利用大腸桿菌表現重組 subtilisin NAT 之研究

Abstract

納豆激酶 (subtilisin NAT) 是來自於納豆菌中的一種絲胺酸蛋白酶，具有纖維蛋白分解的活性。納豆激酶基因 (aprN) 由三段不同長度的DNA domain所組成 (pre-, pro- and mature)。本研究自一帶有高纖維蛋白分解能力之納豆菌中放大出帶有pro-mature domain 的納豆激酶基因，並將之選殖入大腸桿菌中，以利用IPTG調控其表現 (E. coli M15 / pQE-30 Xa-NK1059)。此外，亦建構帶有C端六組胺酸標誌的菌株以利於後續蛋白質純化 (E. coli JM109 / pQE-30 Xa-NK1059-his)。所選殖的納豆激酶基因與NCBI資料庫的aprN有100% 的相同性。以變性聚丙醯胺膠體電泳及S-2251呈色基質酵素活性測定法確認重組納豆激酶存在於胞溶後的可溶性部分。研究結果顯示，在IPTG誘導8小時後，E. coli M15表現的重組納豆激酶活性較E. coli JM109顯著提升5.9倍 (3.0 SU mL-1 增至 17.8 SU mL-1)。在不同誘導溫度的比較中，37oC誘導12小時可得到最高活性的重組納豆激酶 (40.4 SU mL-1)，然而較長的誘導時間卻使得酵素活性不穩定，而在20oC及25oC誘導均在24小時後測得最高活性 (33.7 及 30.3 SU mL-1)。在放大表現重組納豆激酶的研究中，利用批次饋料策略可獲得最大細胞乾重60.9 mg mL-1，及在誘導20小時後得到最大酵素活性93.5 SU mL-1。此外，C端帶有六組胺酸標誌的重組菌株，在25oC下，誘導24小後可得到最大酵素活性18.5 SU mL-1。然而在以親和層析法純化目標蛋白後發現，帶有酵素活性的分劃與具有酵素表現的分劃並不一致。在本實驗中，我們建構了大腸桿菌M15外源納豆激酶的表現系統，以及帶有C端六組胺酸標誌將可簡化下游納豆激酶之回收步驟。
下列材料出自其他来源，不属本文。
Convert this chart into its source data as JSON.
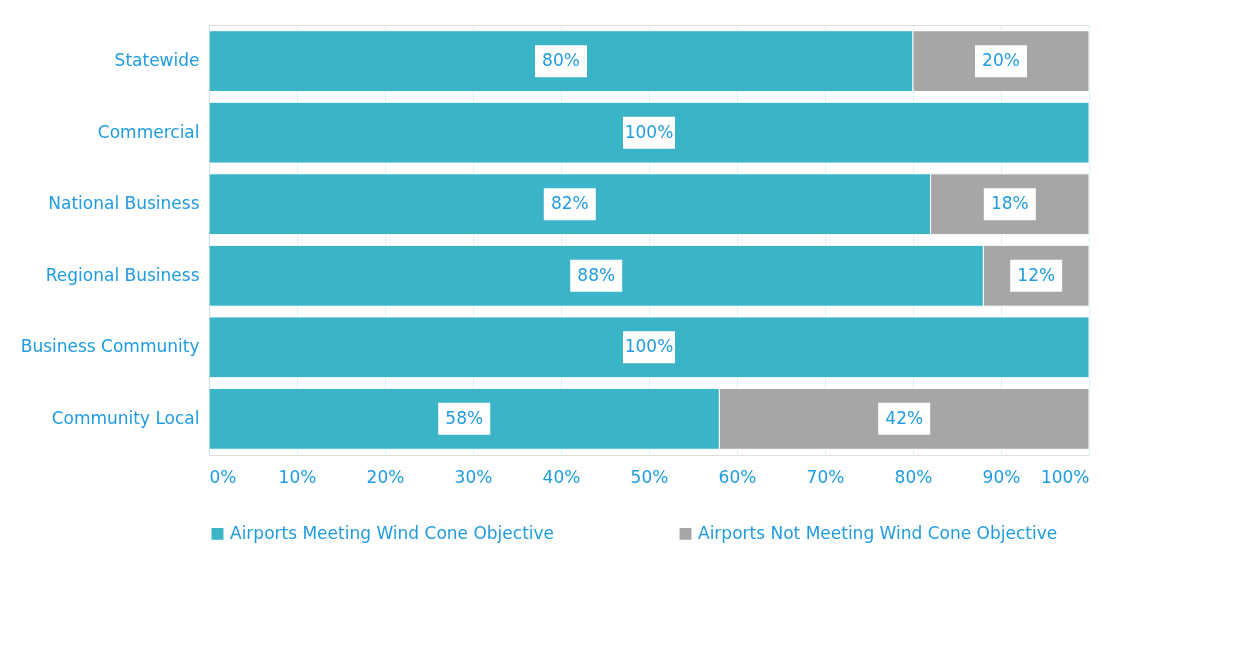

然而，是否存在他種具有同樣酵素活性的蛋白酶仍需進一步研究。

Subtilisin NAT (nattokinase) is an alkaline serine protease produced by Bacillus subtilis natto and well-known for the fibrinolytic activity. Subtilisin NAT is encoded by aprN, which consists of three different domains (pre-, pro- and mature). In this study, the pro-mature sequence of subtilisin gene was amplified from a Bacillus subtilis natto with high amidolytic activity and cloned into Escherichia coli for recombinant subtilisin NAT expression under the control of the inducer, IPTG (E. coli M15 / pQE-30 Xa-NK1059). In addition, a strain with C-terminal hexa-His tag was constructed for a simple process of purification (E. coli JM109 / pQE-30 Xa-NK1059-his). The nucleotide sequence of cloned gene shared 100% identity with the aprN published on NCBI database. The existence and the activity of recombinant subtilisin NAT were detected in the soluble fraction of cell lysate by SDS-PAGE and S-2251 chromogenic enzyme activity assay. After 8-h of IPTG induction, the amidolytic activity of recombinant subtilsin NAT expressed in E. coli M15 was significantly higher by 5.9-fold than it expressed in E. coli JM109 (3.0 SU mL-1 to 17.8 SU mL-1). After 12 h-induction at 37oC, the recombinant E. coli M15 showed the highest amidolytic activity (40.4 SU mL-1); however, the activity was unstable for a longer induction time. While induction at 20oC and 25oC, the activities reached to the maximum after 24h-induction (33.7 and 30.3 SU mL-1, respectively). In scale-up expression of recombinant subtilisin NAT, the maximal biomass accumulated to 60.9 mg mL-1 DCW and the highest amidolytic activity was 93.5 SU mL-1 after 20 h-induction in a fed-batch culture. The C-terminal hexa-His tag containing JM109 strain expressed the highest amidolytic activity of 18.5 SU mL-1 after 24 h-induction at 25oC. However, the amidolytic activities didn’t appear in the fractions containing His-tagged recombinant subtilisin NAT in the affinity chromatography. In this study, we established an E. coli M15 system for exogeneous subtilisin NAT expression. In addition, a simplified downstream recovery process of subtilisin NAT was created by introducing hexa-His tag into the C-terminus. However, further investigations need to be done to confirm the possibility of existence of other kinds of protease possessing the amidolytic activity.